Автор книги: Вадим Бабенко
Жанр: Остросюжетные любовные романы, Любовные романы
Возрастные ограничения: +16
сообщить о неприемлемом содержимом
Текущая страница: 5 (всего у книги 25 страниц)
Глава 6
Николай Крамской трясся в потрепанной черной «Волге», пробираясь дворами в объезд Кутузовского, скованного пробкой. Он страдал от духоты и пыли, но глядел орлом и пребывал в нетерпении. Все в нем изменилось, как по волшебству, от недавней тоски не осталось и следа. Подпрыгнув на бордюре, машина выскочила на окраинную улицу, вильнула, объезжая открытый люк, и прибавила хода. Николай откинулся на спинку сиденья и что-то задорно просвистел. «К бабе едет, – подумал немолодой шофер. – Любитель, небось, по бабам шляться».

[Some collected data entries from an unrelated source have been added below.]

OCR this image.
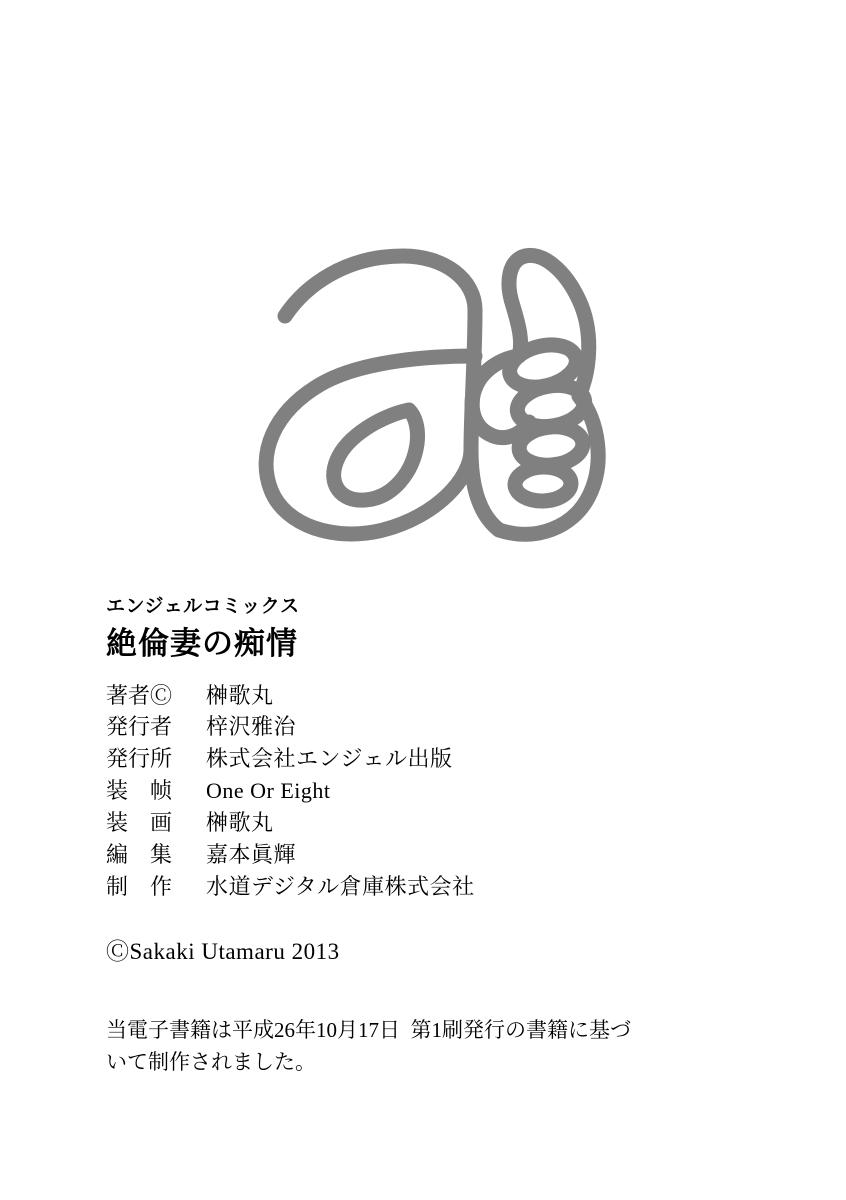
エンジェルコミックス
絶倫妻の痴情
著者Ⓒ	榊歌丸
発行者	梓沢雅治
発行所	株式会社エンジェル出版
装　帧	One Or Eight
装　画	榊歌丸
編　集	嘉本眞輝
制　作	水道デジタル倉庫株式会社
ⒸSakaki Utamaru 2013
当電子書籍は平成26年10月17日  第1刷発行の書籍に基づ
いて制作されました。
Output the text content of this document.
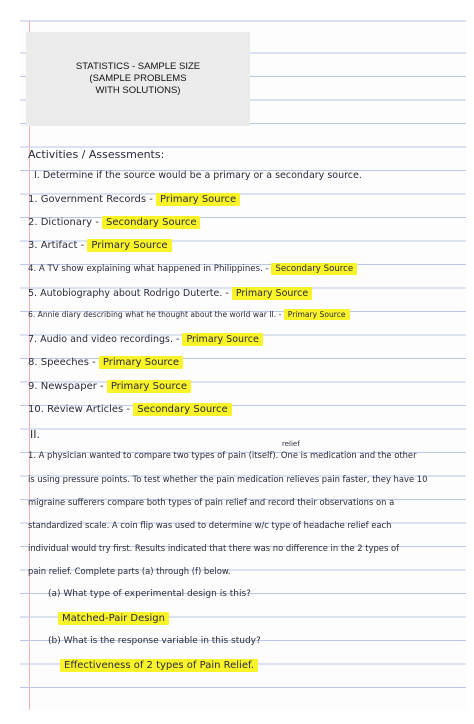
STATISTICS - SAMPLE SIZE
(SAMPLE PROBLEMS
WITH SOLUTIONS)
Activities / Assessments:
I. Determine if the source would be a primary or a secondary source.
1. Government Records - Primary Source
2. Dictionary - Secondary Source
3. Artifact - Primary Source
4. A TV show explaining what happened in Philippines. - Secondary Source
5. Autobiography about Rodrigo Duterte. - Primary Source
6. Annie diary describing what he thought about the world war II. - Primary Source
7. Audio and video recordings. - Primary Source
8. Speeches - Primary Source
9. Newspaper - Primary Source
10. Review Articles - Secondary Source
II.
relief
1. A physician wanted to compare two types of pain (itself). One is medication and the other
is using pressure points. To test whether the pain medication relieves pain faster, they have 10
migraine sufferers compare both types of pain relief and record their observations on a
standardized scale. A coin flip was used to determine w/c type of headache relief each
individual would try first. Results indicated that there was no difference in the 2 types of
pain relief. Complete parts (a) through (f) below.
(a) What type of experimental design is this?
Matched-Pair Design
(b) What is the response variable in this study?
Effectiveness of 2 types of Pain Relief.
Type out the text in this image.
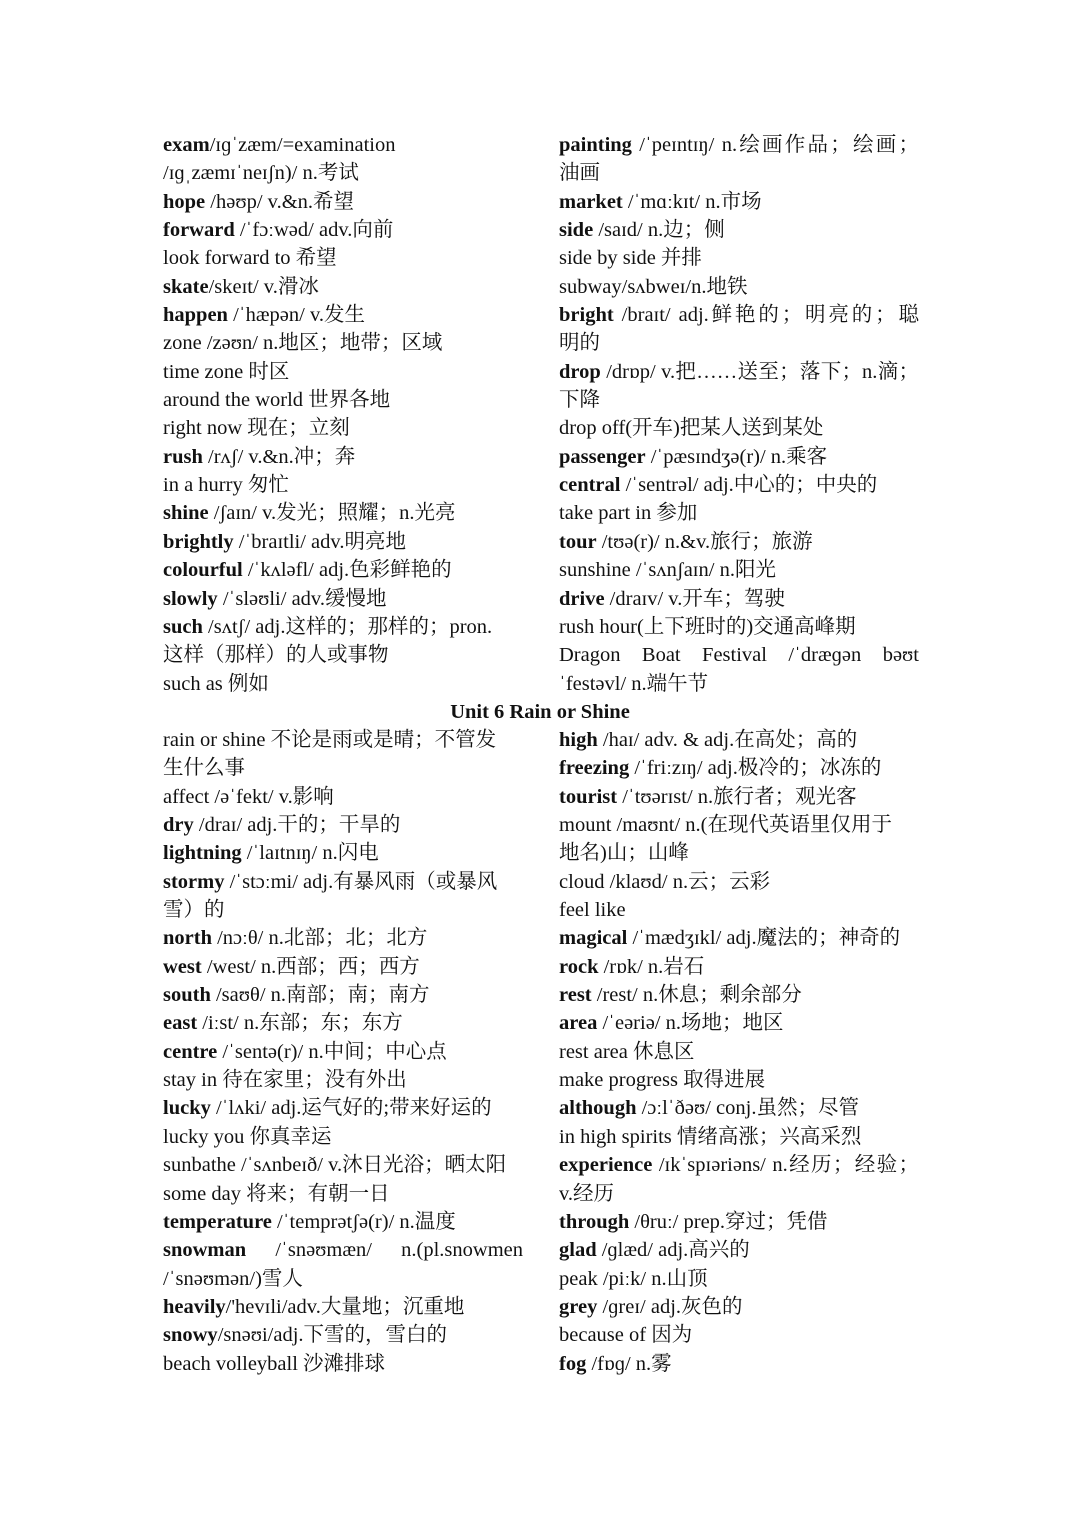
exam/ɪɡˈzæm/=examination
/ɪɡˌzæmɪˈneɪʃn)/ n.考试
hope /həʊp/ v.&n.希望
forward /ˈfɔːwəd/ adv.向前
look forward to 希望
skate/skeɪt/ v.滑冰
happen /ˈhæpən/ v.发生
zone /zəʊn/ n.地区；地带；区域
time zone 时区
around the world 世界各地
right now 现在；立刻
rush /rʌʃ/ v.&n.冲；奔
in a hurry 匆忙
shine /ʃaɪn/ v.发光；照耀；n.光亮
brightly /ˈbraɪtli/ adv.明亮地
colourful /ˈkʌləfl/ adj.色彩鲜艳的
slowly /ˈsləʊli/ adv.缓慢地
such /sʌtʃ/ adj.这样的；那样的；pron.
这样（那样）的人或事物
such as 例如
painting /ˈpeɪntɪŋ/ n.绘画作品；绘画；
油画
market /ˈmɑːkɪt/ n.市场
side /saɪd/ n.边；侧
side by side 并排
subway/sʌbweɪ/n.地铁
bright /braɪt/ adj.鲜艳的；明亮的；聪
明的
drop /drɒp/ v.把……送至；落下；n.滴；
下降
drop off(开车)把某人送到某处
passenger /ˈpæsɪndʒə(r)/ n.乘客
central /ˈsentrəl/ adj.中心的；中央的
take part in 参加
tour /tʊə(r)/ n.&v.旅行；旅游
sunshine /ˈsʌnʃaɪn/ n.阳光
drive /draɪv/ v.开车；驾驶
rush hour(上下班时的)交通高峰期
Dragon Boat Festival /ˈdræɡən bəʊt
ˈfestəvl/ n.端午节
Unit 6 Rain or Shine
rain or shine 不论是雨或是晴；不管发
生什么事
affect /əˈfekt/ v.影响
dry /draɪ/ adj.干的；干旱的
lightning /ˈlaɪtnɪŋ/ n.闪电
stormy /ˈstɔːmi/ adj.有暴风雨（或暴风
雪）的
north /nɔːθ/ n.北部；北；北方
west /west/ n.西部；西；西方
south /saʊθ/ n.南部；南；南方
east /iːst/ n.东部；东；东方
centre /ˈsentə(r)/ n.中间；中心点
stay in 待在家里；没有外出
lucky /ˈlʌki/ adj.运气好的;带来好运的
lucky you 你真幸运
sunbathe /ˈsʌnbeɪð/ v.沐日光浴；晒太阳
some day 将来；有朝一日
temperature /ˈtemprətʃə(r)/ n.温度
snowman /ˈsnəʊmæn/ n.(pl.snowmen
/ˈsnəʊmən/)雪人
heavily/'hevɪli/adv.大量地；沉重地
snowy/snəʊi/adj.下雪的，雪白的
beach volleyball 沙滩排球
high /haɪ/ adv. & adj.在高处；高的
freezing /ˈfriːzɪŋ/ adj.极冷的；冰冻的
tourist /ˈtʊərɪst/ n.旅行者；观光客
mount /maʊnt/ n.(在现代英语里仅用于
地名)山；山峰
cloud /klaʊd/ n.云；云彩
feel like
magical /ˈmædʒɪkl/ adj.魔法的；神奇的
rock /rɒk/ n.岩石
rest /rest/ n.休息；剩余部分
area /ˈeəriə/ n.场地；地区
rest area 休息区
make progress 取得进展
although /ɔːlˈðəʊ/ conj.虽然；尽管
in high spirits 情绪高涨；兴高采烈
experience /ɪkˈspɪəriəns/ n.经历；经验；
v.经历
through /θruː/ prep.穿过；凭借
glad /ɡlæd/ adj.高兴的
peak /piːk/ n.山顶
grey /ɡreɪ/ adj.灰色的
because of 因为
fog /fɒɡ/ n.雾
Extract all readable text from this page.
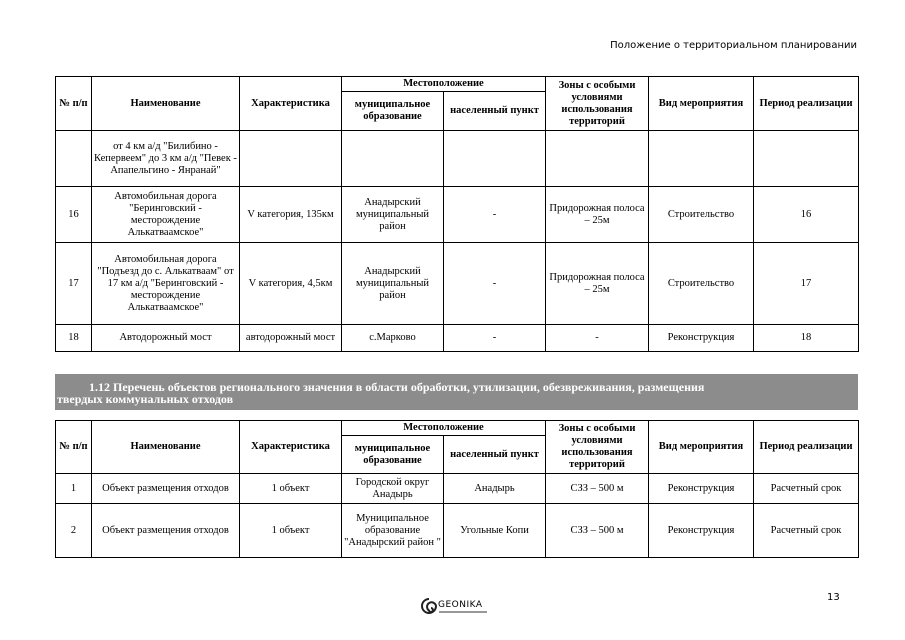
Положение о территориальном планировании
№ п/п	Наименование	Характеристика	Местоположение		Зоны с особыми условиями использования территорий	Вид мероприятия	Период реализации
			муниципальное образование	населенный пункт			
	от 4 км а/д "Билибино - Кепервеем" до 3 км а/д "Певек - Апапельгино - Янранай"						
16	Автомобильная дорога "Беринговский - месторождение Алькатваамское"	V категория, 135км	Анадырский муниципальный район	-	Придорожная полоса – 25м	Строительство	16
17	Автомобильная дорога "Подъезд до с. Алькатваам" от 17 км а/д "Беринговский - месторождение Алькатваамское"	V категория, 4,5км	Анадырский муниципальный район	-	Придорожная полоса – 25м	Строительство	17
18	Автодорожный мост	автодорожный мост	с.Марково	-	-	Реконструкция	18
1.12 Перечень объектов регионального значения в области обработки, утилизации, обезвреживания, размещения
твердых коммунальных отходов
№ п/п	Наименование	Характеристика	Местоположение		Зоны с особыми условиями использования территорий	Вид мероприятия	Период реализации
			муниципальное образование	населенный пункт			
1	Объект размещения отходов	1 объект	Городской округ Анадырь	Анадырь	СЗЗ – 500 м	Реконструкция	Расчетный срок
2	Объект размещения отходов	1 объект	Муниципальное образование "Анадырский район "	Угольные Копи	СЗЗ – 500 м	Реконструкция	Расчетный срок
GEONIKA
13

Шофер был прав – обиды ранней молодости давно забылись, и уже много лет женщины занимали в жизни Николая весьма заметное место. Его тянуло к ним по причине острого любопытства, не иссякшего к сорока годам и не связанного с переизбытком гормонов. До сих пор еще он готов был видеть в них тайну – ту, что может захватить и обезоружить, пусть лишь на краткий миг. Его волновали порыв и отклик, он часто думал, что родился в правильном месте – касательно мимолетных тайн Россия стояла особняком, а поездки в иные страны лишь убеждали в очевидном.
Соотечественницы не уставали удивлять – сочетанием чувственности и невинной позы, соседством скромности, пусть напускной, и грубо выраженного сексуального начала – в груди и бедрах, прикрытых одеждой, в голосе и походке, которые не скроешь. Иную из подруг бывало непросто расшевелить – хоть тело часто откликалось раньше сознания, застывавшего невпопад перед невидимой гранью. Но потом, когда шаг был сделан, и эмоциям давался зеленый свет, все оковы спадали сразу, и уже сознание летело впереди, увлекая за собой. Восторг от придуманного, часто без усилий со стороны, вызывал реакции, которых не добиться никаким любовным искусством. Оставалось лишь тонуть в женском естестве, хватать воздух, не чая вернуться на твердую сушу, а после – долго еще вспоминать стихии и глубины, безумства штормов и тишайшие дуновенья, каждое из которых имеет свой собственный смысл.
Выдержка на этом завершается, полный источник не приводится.